Dan obrolan pun berlanjut. Sudah seminggu ini saya selalu menikmati mengobrol dengan penduduk Dieng (anggap saja kenek mikrobus yang menipu kami sebagai negasi himpunan pembahasan, hehehe).  Di mata saya, mereka memberikan keramahan dan keakraban yang tidak dibuat-buat. Keramahan yang bukan karena mengharapkan simpati, atau keramahan yang terlampau kepo pada turis, tapi keramahan seperti saudara, yang membuat saya seperti mengobrol dengan tante-tante cerewet tapi perhatian di rumah. Sehat-sehat ya bu, kami pamit pulang.
Di Wonosobo, kami bertolak dengan bus malam ke Jakarta, masih setia dengan bus yang sama. Omong-omong, terminal Wonosobo apik sekali penataannya menurut saya.

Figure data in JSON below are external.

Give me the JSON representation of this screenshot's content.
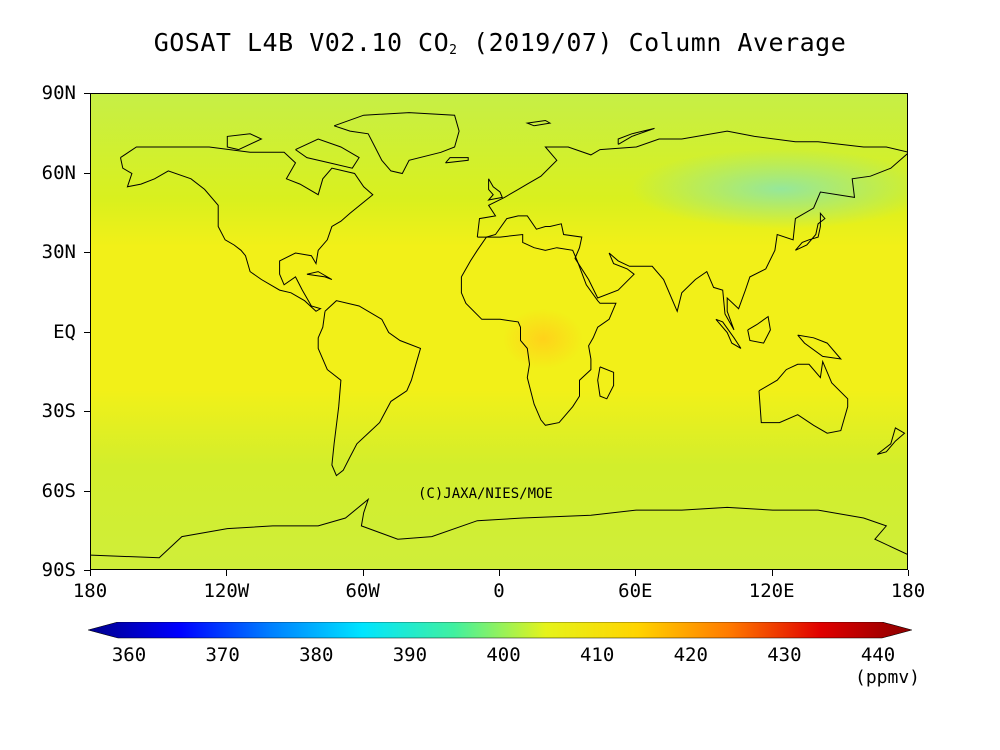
{
  "title": {
    "prefix": "GOSAT L4B V02.10 CO",
    "subscript": "2",
    "suffix": " (2019/07) Column Average"
  },
  "map": {
    "latitude_labels": [
      "90N",
      "60N",
      "30N",
      "EQ",
      "30S",
      "60S",
      "90S"
    ],
    "longitude_labels": [
      "180",
      "120W",
      "60W",
      "0",
      "60E",
      "120E",
      "180"
    ],
    "credit": "(C)JAXA/NIES/MOE",
    "field_colors": {
      "base": "#d9f01e",
      "tropics": "#f2f018",
      "high_north": "#c6ef46",
      "siberia_low": "#8ee6a8",
      "africa_high": "#ffd21a",
      "southern_ocean": "#d2ee2c",
      "antarctica": "#cfee3a"
    },
    "coastline_color": "#000000"
  },
  "colorbar": {
    "ticks": [
      "360",
      "370",
      "380",
      "390",
      "400",
      "410",
      "420",
      "430",
      "440"
    ],
    "unit": "(ppmv)",
    "colors": [
      "#00008b",
      "#0000ff",
      "#0080ff",
      "#00e5ff",
      "#40f0a0",
      "#e6f31a",
      "#ffd400",
      "#ff7a00",
      "#e00000",
      "#8b0000"
    ]
  }
}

Lengang, rapi, dan ramah pengunjung, dengan loket-loket tiket yang disusun dengan tertib. 

Dieng, kehormatan bagi kami bisa menginjak tanahmu. Sampai ketemu lagi kapan-kapan, mungkin dengan persediaan jaket yang lebih banyak! - end


NB:  *photos by Eva Bachtiar dan Sebastian Bayu
  • Cerita rute menuju Dieng, penginapan murah meriah, dan dinginnya Dieng yang merasuk jiwa, ada di sini.
  • Cerita tentang jalan kaki ke Candi Arjuna, Candi Bima, serta trekking di Kawah Sikidang, boleh ditengok di sini.

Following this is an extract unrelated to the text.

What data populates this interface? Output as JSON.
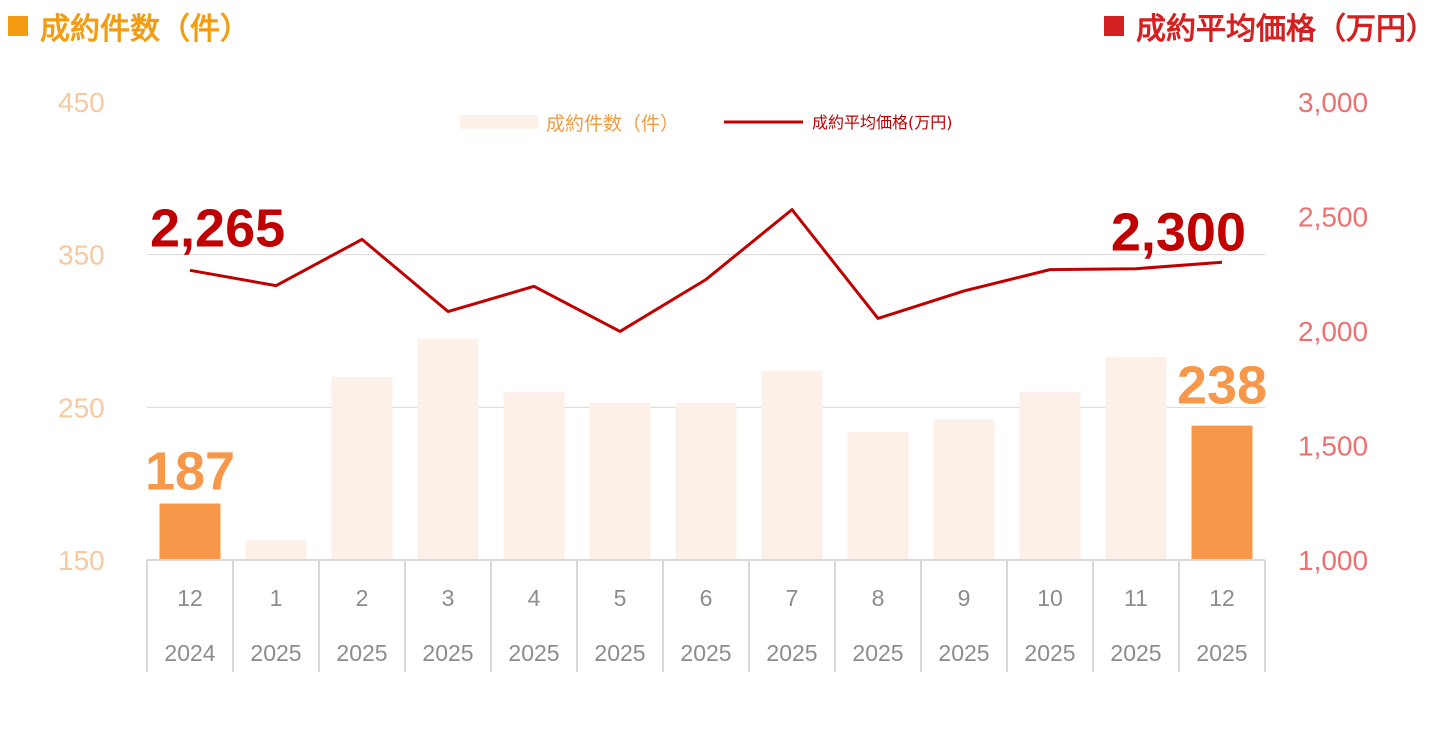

  • Cerita perjalanan ke kompleks Telaga Warna, Telaga Pengilon, situs-situs unik, Batu Ratapan Angin yang bikin speechless, serta kisah anak rambut gimbal ada di sini.
  • Cerita lengkap tentang Gunung Prau mulai dari rute, trek, lika-liku pendakian, sampai kisah camping di suhu -1 derajat, bisa dibaca di sini.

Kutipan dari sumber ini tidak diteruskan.